San Francisco's effort to move its sprawling municipal archives online has run into a stubborn technical problem: thousands of duplicate images clogging the city's document management systems, slowing public records requests and frustrating the departments that depend on clean data to do their jobs. The issue surfaced publicly this spring when the Controller's Office flagged data quality problems during a routine audit of the city's enterprise content management platform, which handles records for agencies ranging from the Department of Building Inspection to the Office of the Assessor-Recorder.

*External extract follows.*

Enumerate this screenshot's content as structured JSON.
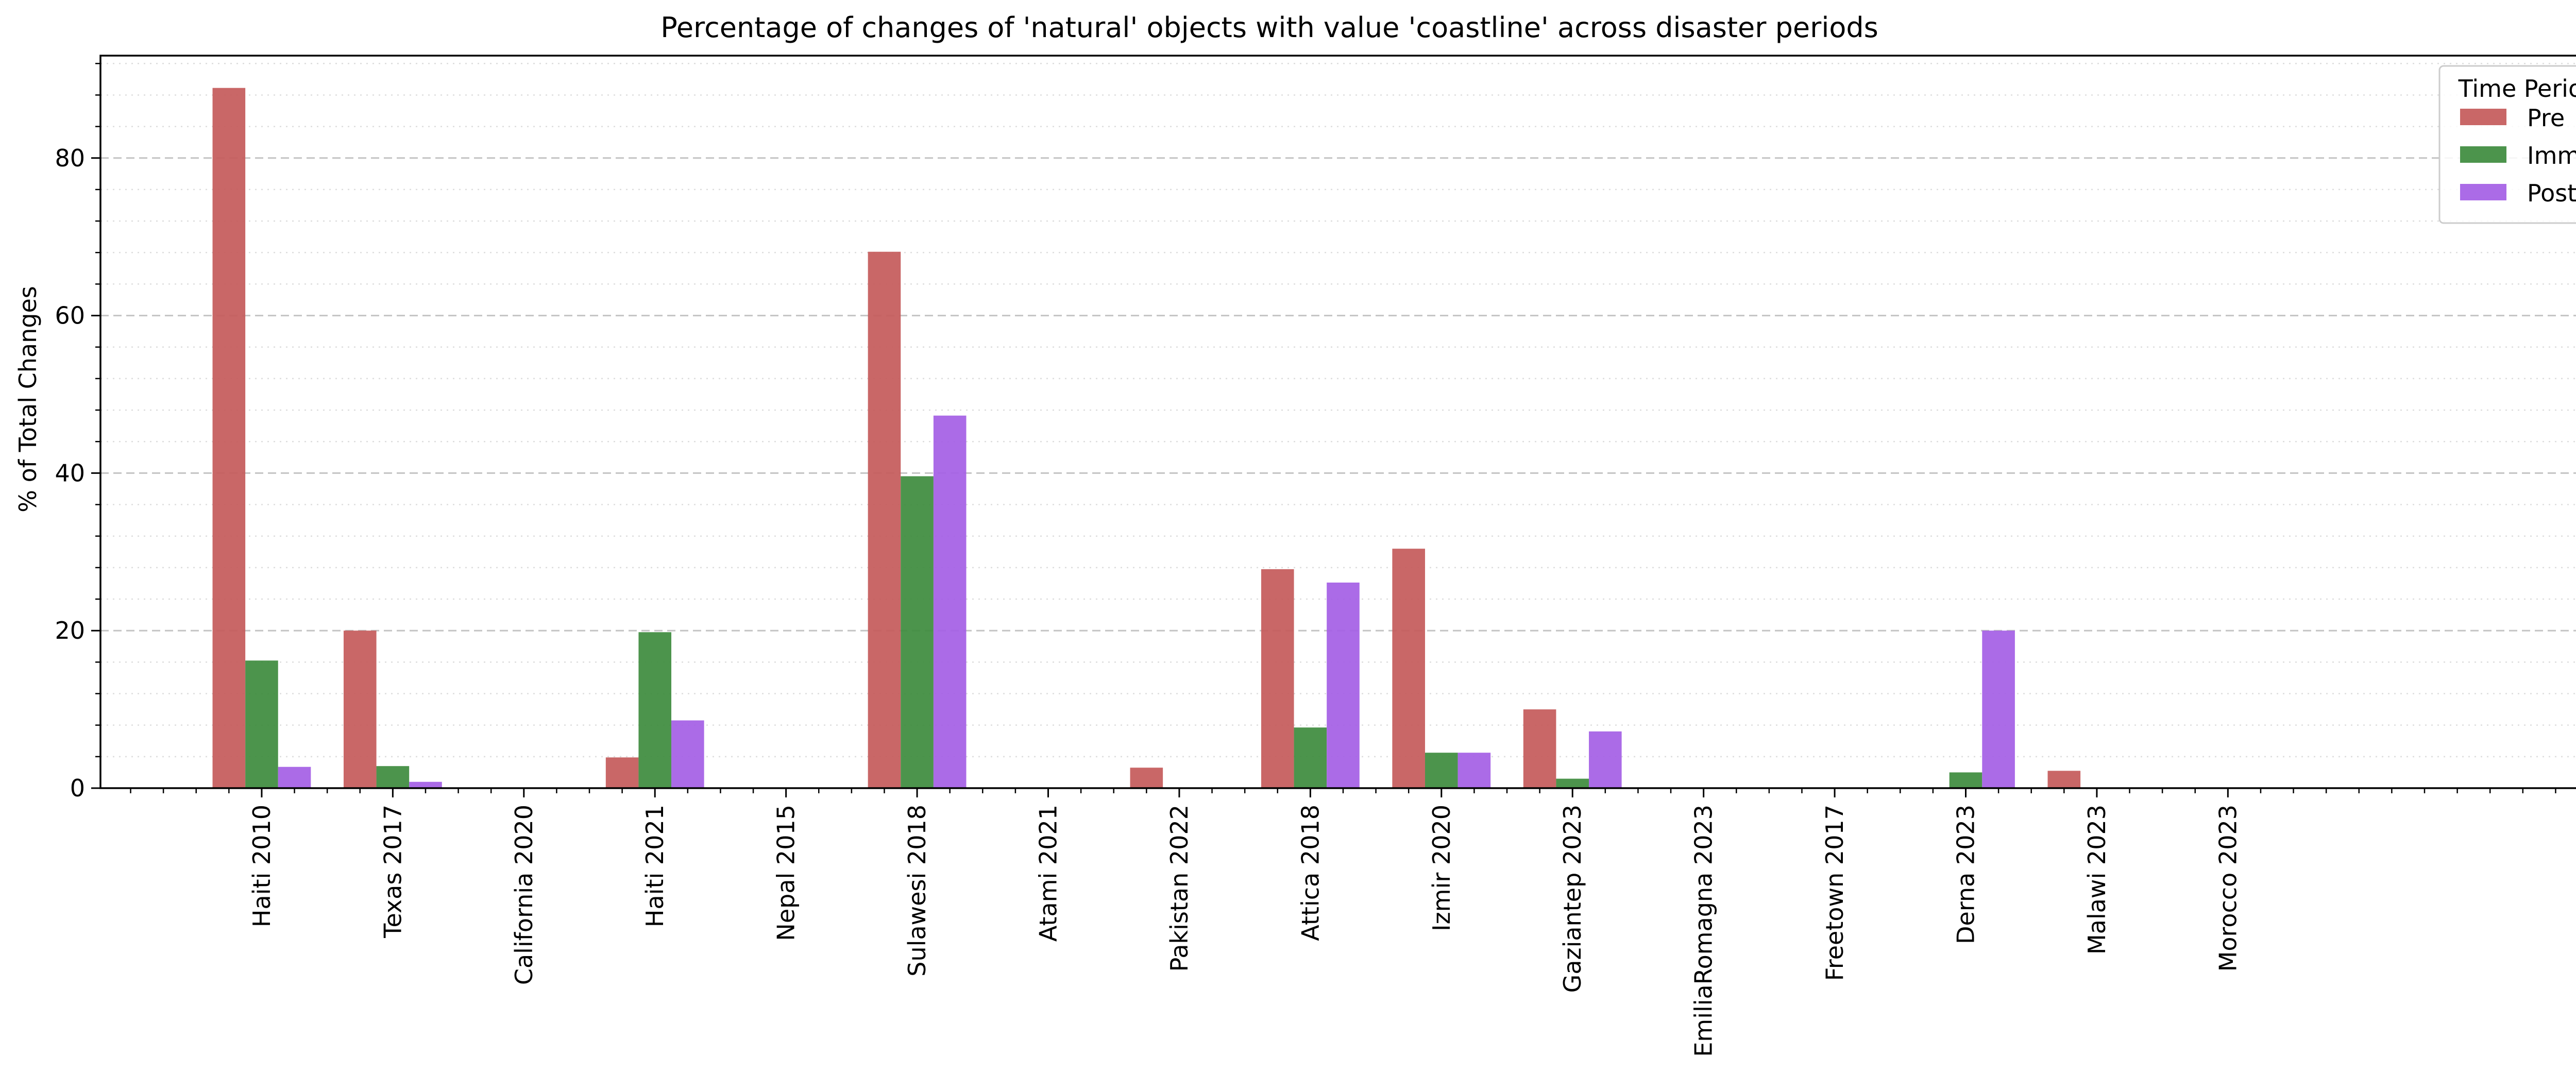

The timing is uncomfortable. City Hall has staked significant political capital on its open-government agenda, and the backlog of duplicate scans cuts directly against that. San Francisco has processed more than 1.2 million public records requests since 2019, according to figures the Controller's Office has cited in budget presentations, and any drag on that system has real consequences for residents waiting on permit histories, property documents, and case files.
Why It's Happening Now
The duplication problem is partly a product of speed. Several departments rushed scanning operations during the COVID-19 shutdowns, when physical access to City Hall at 1 Dr. Carlton B. Goodlett Place was restricted. Batches of documents were scanned multiple times by different staff members working in parallel, and without a unified deduplication protocol, the redundant files were ingested into the city's Laserfiche system — the records platform used by multiple departments — rather than flagged and discarded.
Technology specialists who work with municipal records systems say this is not unique to San Francisco. But they also say the city's fragmented departmental IT structure makes it harder to fix. The San Francisco Department of Technology, which oversees the city's core infrastructure, has been working with individual departments since late 2025 to implement image-hash matching — a technique that compares files at the binary level to identify exact copies — but the rollout has been uneven.
The Tenderloin-based community legal clinic Lawyers' Committee for Civil Rights of the Bay Area, which regularly submits public records requests on behalf of clients dealing with housing and permitting disputes, has noted longer turnaround times on document-heavy requests over the past several months. Staff there have described cases where the same page appears multiple times in a records response, complicating review and adding time to already slow processes. The clinic did not attribute the delays solely to duplicate images but flagged the pattern as a concern.
What Experts and Officials Are Saying
Archivists and records management professionals who spoke at a March 2026 panel hosted by the California State Association of Counties pointed to the need for front-end quality controls — meaning standards set before a document ever enters a system — rather than back-end cleanup. That cleanup, they warned, is costly. One widely cited benchmark in the field holds that correcting a data error after ingestion costs roughly ten times more than preventing it at the point of capture.
At San Francisco's Budget and Appropriations Committee, members have asked the Department of Technology to report back by the end of the third quarter of 2026 with a plan for clearing the backlog and hardening intake procedures. The committee did not attach additional funding to that request at its June session, leaving the department to work within its existing fiscal year 2026-27 allocation.
The San Francisco Public Library's History Center on Larkin Street, which manages a separate tranche of digitized historical records, has so far avoided the worst of the problem because it adopted an in-house deduplication workflow before its mass scanning phase began. Records librarians there have been asked informally to share their documentation with other city departments.
For residents and businesses waiting on documents — particularly contractors pulling permit histories for properties in SoMa, the Mission, or the Sunset — the practical advice from city technology staff is to specify file dates and document types as precisely as possible when submitting requests through the city's online portal at sf.gov. Narrower requests generate smaller result sets and are less likely to surface duplicate materials. The Department of Technology says a public-facing update on the deduplication timeline is expected before Labor Day.